Tuesday, January 11, 2022

Book Recommendation - Peter Kreeft’s Reflections on the Scripture Readings at Mass, Year C

Food for the Soul - Reflections on the Mass Readings Cycle C by Peter Kreeft, published by Word on Fire Catholic Ministries.

This is the first in order of publication (although it is Cycle C) of what will be a complete set of three commentaries by Peter Kreeft on the Scripture readings at Mass - one for each cycle, A, B, and C.

It covers all three readings for every Sunday and major Feast in the year, devoting serious thought to every reading, typically two or three pages for each commentary, and so 8-10 pages per Sunday, with personal insights as well as traditional interpretations of Scripture.

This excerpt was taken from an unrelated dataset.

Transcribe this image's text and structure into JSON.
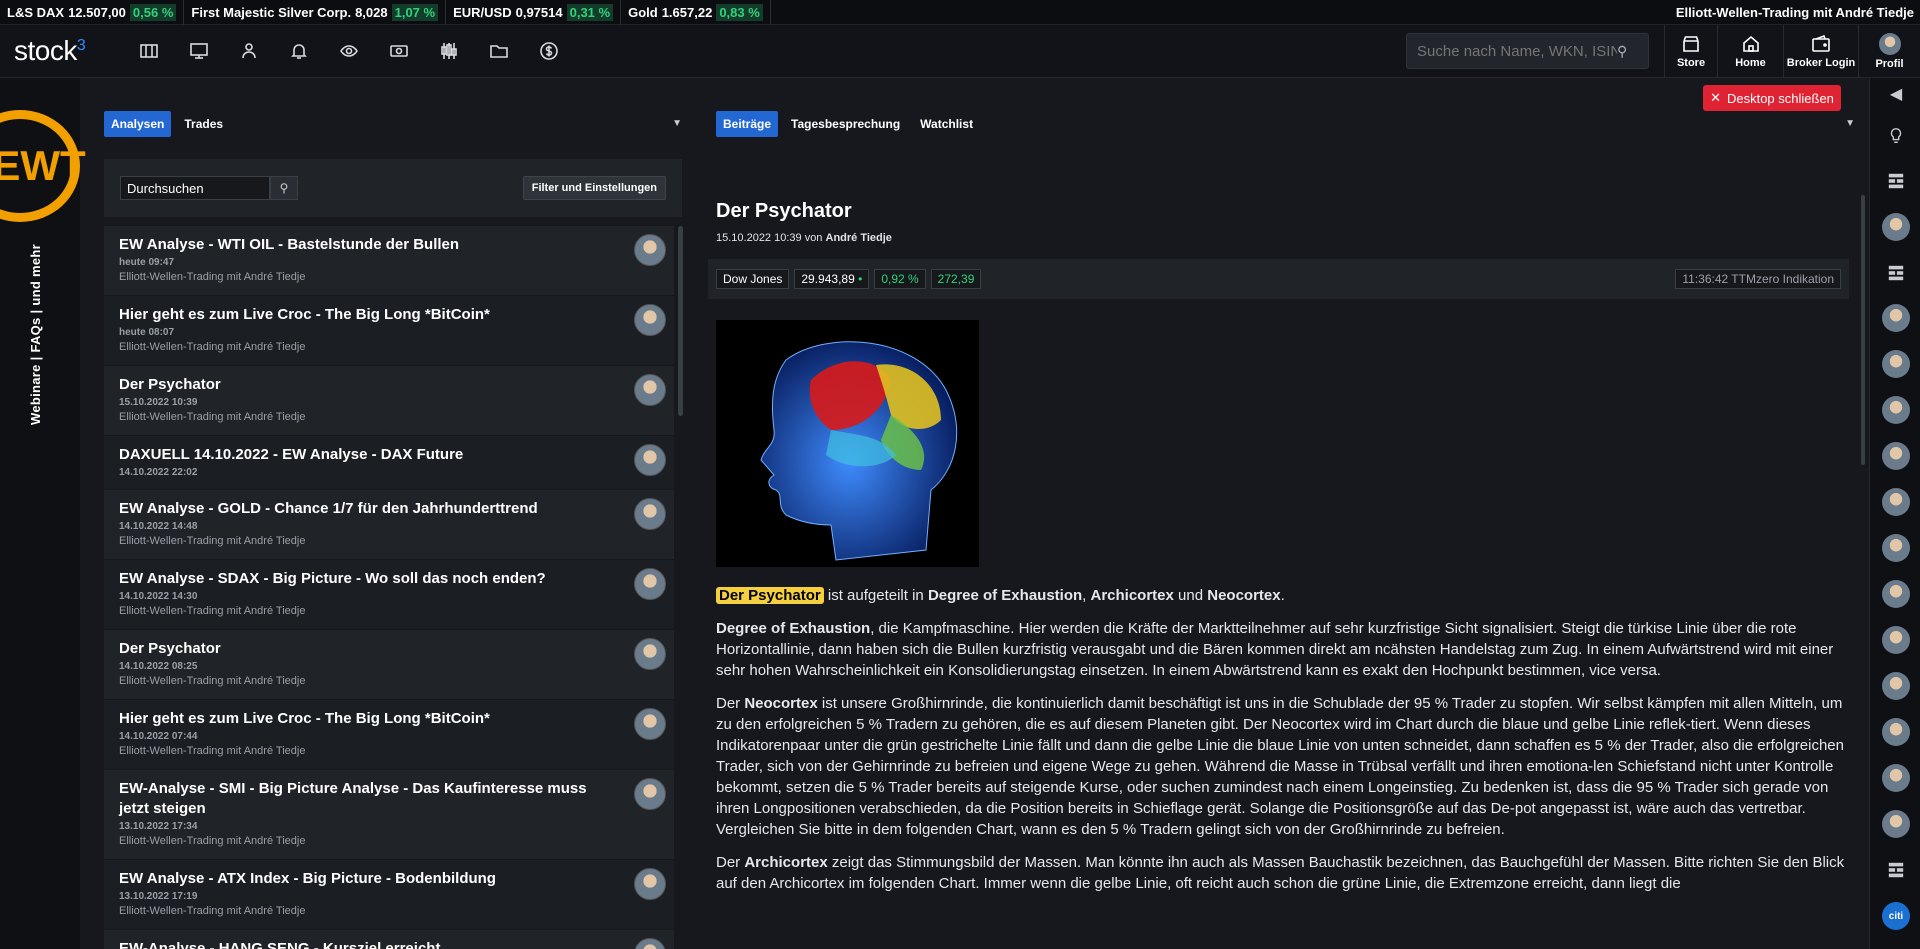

The texts bear the characteristic mark of Kreeft’s writing: precision of thought, and his Chestertonian brand of wit. There is an additional quality that comes through his writing, and although I don’t see this referred to commonly by reviewers of Kreeft’s books, I think this might be what draws so many people to his work so powerfully (and it’s not just Catholics; I know Protestants who enjoy his work as well). This is joy. I do not know Peter Kreeft personally, and I would be curious to know if this quality would be apparent if I met him, but I would say that what has always struck me about his writing at least is that it communicates, through his writing style as much as the content, that it is worth being a Christian because the Faith gives us the possibility of an authentically happy life. For all else that we can say about Christianity, this is the much-neglected truth that would draw all the lost sheep back into the fold if only we could communicate it to them. Kreeft is one that does communicate this.
I received my copy of this book in mid-December, and so, given my attraction to his joyful style, I decided to see how Kreeft dealt with the readings on Gaudete Sunday, the Sunday in Advent in which the emphasis is on rejoicing. (Gaudete, as many of you will know already, is Latin for “Rejoice”, and the first word in the Introit for the day.)
The Old Testament reading is Zephaniah, 3, 14-18, which begins,
Shout for joy O daughter of Zion! Sing joyfully O Israel! Be glad and exult in all your heart O daughter Jerusalem.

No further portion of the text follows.